In setting aside the decision of the administrative law judge, the district court determined that there was not substantial evidence that reasonable suspicion to stop Bond existed or that probable cause to arrest him existed, since the only evidence produced at the administrative hearing in support of these issues was based on hearsay. In points two and three, DPS contends the district court erred as a matter of law in holding that the only evidence of reasonable suspicion or probable cause was hearsay.

[10] DPS correctly argues that Ivie's oral and documentary statements regarding what he had been told by Officer McClinton concerning her initial stop of Bond were admissible under the public records exception to the hearsay rule. See Tex.R. Civ. Evid. 803(8). *446 Texas Rule of Civil Evidence 803(8) provides that the following are not excluded as hearsay:

Records, reports, statements, or data compilations, in any form, of public offices or agencies setting forth (A) the activities of the office or agency, or (B) matters observed pursuant to duty imposed by law as to which matters there was a duty to report, or (C) factual findings resulting from an investigation made pursuant to authority granted by law; unless the sources of information or other circumstances indicate lack of trustworthiness.

Tex.R. Civ.
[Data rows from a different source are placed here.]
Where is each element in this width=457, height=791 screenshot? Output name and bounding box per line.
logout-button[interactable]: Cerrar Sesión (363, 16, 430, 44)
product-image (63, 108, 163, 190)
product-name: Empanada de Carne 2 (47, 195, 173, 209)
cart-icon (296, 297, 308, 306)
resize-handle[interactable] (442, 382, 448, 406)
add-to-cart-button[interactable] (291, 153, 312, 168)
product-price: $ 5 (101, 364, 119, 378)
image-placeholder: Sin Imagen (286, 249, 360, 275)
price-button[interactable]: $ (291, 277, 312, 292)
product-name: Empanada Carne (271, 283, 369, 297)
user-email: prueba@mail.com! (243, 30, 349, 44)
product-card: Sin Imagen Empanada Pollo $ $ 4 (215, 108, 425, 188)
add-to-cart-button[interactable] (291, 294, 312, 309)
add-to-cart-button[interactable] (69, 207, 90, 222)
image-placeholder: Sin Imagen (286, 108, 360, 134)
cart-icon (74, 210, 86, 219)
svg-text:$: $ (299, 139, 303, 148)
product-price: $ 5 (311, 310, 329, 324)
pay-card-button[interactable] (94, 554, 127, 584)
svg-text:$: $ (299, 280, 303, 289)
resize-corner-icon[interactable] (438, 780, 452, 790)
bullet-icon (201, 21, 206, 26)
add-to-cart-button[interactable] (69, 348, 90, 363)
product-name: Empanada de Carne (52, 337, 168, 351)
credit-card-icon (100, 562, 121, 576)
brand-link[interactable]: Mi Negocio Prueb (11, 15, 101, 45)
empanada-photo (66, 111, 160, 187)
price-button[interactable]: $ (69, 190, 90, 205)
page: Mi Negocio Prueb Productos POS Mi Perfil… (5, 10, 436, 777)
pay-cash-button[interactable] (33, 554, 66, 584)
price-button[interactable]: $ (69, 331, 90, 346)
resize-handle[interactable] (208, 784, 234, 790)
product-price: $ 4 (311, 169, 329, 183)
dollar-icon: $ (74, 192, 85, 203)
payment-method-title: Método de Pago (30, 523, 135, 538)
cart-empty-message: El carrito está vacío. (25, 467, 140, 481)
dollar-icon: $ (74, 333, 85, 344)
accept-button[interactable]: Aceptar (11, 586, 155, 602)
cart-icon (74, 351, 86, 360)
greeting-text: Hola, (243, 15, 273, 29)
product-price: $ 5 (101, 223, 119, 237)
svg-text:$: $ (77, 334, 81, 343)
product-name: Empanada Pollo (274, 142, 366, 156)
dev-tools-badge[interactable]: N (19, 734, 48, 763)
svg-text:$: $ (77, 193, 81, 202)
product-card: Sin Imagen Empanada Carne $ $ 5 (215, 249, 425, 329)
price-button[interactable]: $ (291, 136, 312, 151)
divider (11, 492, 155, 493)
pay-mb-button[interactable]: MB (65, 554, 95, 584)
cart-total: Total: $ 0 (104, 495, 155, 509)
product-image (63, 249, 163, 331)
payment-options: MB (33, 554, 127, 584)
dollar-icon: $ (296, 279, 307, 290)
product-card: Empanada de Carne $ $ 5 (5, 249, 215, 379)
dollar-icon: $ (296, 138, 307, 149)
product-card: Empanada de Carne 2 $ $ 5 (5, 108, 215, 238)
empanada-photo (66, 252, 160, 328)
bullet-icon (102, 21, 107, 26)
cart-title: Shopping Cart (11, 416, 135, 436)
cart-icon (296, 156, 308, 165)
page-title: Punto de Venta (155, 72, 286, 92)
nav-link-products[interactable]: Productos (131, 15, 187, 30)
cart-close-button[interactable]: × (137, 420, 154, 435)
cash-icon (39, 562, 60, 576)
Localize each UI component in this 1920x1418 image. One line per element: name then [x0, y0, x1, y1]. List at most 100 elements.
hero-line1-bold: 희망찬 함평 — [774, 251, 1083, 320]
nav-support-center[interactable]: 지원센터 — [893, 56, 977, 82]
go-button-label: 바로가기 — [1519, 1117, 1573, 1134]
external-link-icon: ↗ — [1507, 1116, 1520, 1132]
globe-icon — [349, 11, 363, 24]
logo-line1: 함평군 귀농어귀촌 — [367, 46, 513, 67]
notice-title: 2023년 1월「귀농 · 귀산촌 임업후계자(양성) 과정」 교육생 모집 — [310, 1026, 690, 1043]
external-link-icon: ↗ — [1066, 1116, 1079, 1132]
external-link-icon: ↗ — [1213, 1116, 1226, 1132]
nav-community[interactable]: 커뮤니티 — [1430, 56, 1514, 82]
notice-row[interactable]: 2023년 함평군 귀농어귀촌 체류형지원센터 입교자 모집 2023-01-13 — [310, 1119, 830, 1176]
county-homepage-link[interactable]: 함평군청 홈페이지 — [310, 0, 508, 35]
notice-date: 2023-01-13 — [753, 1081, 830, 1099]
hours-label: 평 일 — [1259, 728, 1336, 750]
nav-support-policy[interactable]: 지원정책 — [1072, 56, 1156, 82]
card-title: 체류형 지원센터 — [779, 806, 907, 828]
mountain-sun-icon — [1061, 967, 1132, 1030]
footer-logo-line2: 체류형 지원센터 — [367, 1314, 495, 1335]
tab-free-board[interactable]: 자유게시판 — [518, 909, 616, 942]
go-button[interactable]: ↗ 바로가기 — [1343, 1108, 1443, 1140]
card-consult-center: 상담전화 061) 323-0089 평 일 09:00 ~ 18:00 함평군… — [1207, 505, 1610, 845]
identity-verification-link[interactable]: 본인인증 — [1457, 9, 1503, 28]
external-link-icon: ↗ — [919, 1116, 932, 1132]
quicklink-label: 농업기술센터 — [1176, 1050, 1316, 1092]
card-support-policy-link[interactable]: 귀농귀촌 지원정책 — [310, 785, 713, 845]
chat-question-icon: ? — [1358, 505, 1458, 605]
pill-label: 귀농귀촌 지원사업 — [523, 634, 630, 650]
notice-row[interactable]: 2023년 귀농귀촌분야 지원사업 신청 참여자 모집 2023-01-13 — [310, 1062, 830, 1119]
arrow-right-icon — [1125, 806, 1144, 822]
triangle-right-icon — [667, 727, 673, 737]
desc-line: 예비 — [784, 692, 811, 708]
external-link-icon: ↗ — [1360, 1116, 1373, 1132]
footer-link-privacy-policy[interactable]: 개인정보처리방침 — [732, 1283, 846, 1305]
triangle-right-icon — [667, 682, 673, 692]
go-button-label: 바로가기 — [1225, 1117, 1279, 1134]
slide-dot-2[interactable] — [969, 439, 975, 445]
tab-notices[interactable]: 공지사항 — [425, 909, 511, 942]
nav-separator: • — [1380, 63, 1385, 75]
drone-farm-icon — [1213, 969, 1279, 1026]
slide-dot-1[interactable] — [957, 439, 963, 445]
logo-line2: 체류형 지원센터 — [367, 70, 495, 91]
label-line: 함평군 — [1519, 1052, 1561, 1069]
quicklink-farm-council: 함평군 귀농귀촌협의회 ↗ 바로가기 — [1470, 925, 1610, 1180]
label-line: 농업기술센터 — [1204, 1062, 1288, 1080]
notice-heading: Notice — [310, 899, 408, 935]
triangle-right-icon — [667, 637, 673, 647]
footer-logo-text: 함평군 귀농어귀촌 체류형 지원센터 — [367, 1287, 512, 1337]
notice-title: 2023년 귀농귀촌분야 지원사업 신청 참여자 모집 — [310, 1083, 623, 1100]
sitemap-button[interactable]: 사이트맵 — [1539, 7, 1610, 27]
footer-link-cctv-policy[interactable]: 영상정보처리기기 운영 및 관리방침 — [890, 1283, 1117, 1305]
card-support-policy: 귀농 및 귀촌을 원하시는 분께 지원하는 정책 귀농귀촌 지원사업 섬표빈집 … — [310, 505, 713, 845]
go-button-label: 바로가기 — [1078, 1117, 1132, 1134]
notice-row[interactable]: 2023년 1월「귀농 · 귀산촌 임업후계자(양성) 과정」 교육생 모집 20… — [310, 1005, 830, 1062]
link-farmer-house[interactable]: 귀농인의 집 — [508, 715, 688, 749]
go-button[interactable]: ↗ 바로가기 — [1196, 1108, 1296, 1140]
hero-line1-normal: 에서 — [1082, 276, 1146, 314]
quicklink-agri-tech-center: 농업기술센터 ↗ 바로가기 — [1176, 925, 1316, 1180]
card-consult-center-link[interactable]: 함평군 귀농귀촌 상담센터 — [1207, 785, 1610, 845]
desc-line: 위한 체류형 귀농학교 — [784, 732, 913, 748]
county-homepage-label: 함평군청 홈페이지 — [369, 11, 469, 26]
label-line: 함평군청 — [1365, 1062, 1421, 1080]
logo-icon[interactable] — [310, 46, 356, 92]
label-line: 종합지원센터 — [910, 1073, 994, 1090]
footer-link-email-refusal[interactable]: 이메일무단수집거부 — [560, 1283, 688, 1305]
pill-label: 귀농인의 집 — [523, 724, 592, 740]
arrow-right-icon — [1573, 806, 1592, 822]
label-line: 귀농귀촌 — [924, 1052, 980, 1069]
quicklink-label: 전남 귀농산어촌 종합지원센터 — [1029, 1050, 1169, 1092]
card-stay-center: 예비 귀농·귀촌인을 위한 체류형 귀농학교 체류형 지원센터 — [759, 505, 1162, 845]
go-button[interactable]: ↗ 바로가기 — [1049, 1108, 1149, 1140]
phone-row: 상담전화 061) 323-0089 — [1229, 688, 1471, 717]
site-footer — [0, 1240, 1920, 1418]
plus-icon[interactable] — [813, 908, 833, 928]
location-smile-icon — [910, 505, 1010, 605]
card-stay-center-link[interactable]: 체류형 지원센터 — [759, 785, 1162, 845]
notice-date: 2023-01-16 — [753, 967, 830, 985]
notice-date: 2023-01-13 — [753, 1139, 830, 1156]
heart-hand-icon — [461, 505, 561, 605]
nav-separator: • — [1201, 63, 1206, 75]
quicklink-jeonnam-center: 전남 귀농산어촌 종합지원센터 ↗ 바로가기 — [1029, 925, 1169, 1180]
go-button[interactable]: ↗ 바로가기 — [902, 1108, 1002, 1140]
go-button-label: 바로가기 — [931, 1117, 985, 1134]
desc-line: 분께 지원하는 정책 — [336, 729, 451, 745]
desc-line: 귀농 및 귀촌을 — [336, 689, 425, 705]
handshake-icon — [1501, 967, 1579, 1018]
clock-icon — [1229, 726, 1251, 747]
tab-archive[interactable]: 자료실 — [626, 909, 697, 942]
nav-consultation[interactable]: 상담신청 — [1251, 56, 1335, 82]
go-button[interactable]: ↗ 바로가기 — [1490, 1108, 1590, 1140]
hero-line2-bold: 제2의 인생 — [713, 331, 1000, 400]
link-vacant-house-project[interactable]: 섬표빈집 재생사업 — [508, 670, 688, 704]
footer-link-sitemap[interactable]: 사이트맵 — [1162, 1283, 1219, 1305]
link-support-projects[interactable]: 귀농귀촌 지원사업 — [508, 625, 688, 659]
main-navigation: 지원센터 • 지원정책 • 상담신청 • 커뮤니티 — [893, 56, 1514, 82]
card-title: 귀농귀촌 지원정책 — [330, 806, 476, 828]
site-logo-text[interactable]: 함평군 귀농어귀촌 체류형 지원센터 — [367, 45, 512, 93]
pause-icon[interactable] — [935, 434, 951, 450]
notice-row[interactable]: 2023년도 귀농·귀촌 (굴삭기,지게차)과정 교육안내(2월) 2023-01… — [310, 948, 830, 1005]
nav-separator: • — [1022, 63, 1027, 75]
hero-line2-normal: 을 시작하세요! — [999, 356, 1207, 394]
Evid. 803(8). Rule 803(8) specifically states that a public record or report may be in any form. Id. The information conveyed to Ivie by McClinton concerning her observations of Bond's driving and the reasons why she stopped him were made under a "duty imposed by law as to which matters there was a duty to report." Porter v. Texas Dep't of Pub. Safety, 712 S.W.2d 263, 264-65 (Tex.App.--San Antonio 1986, no writ) (holding that the officer's sworn report was admissible as an exception to hearsay under Rule 803(8)).

Because McClinton's report would be admissible as a hearsay exception under Rule 803(8), the statements she made to Ivie are admissible as incorporated in his report, which was also made pursuant to a duty imposed by law. The written version of the report was admitted into evidence. This report was admissible as a certified copy of a public record under Rules 803(8) and 902(4) of the Texas Rules of Civil Evidence and was properly admitted over Bond's hearsay objection. See Clement v. Tex. Dep't of Pub. Safety, 726 S.W.2d 579, 581 (Tex.App.--Fort Worth 1986, no writ); Porter, 712 S.W.2d at 264-65.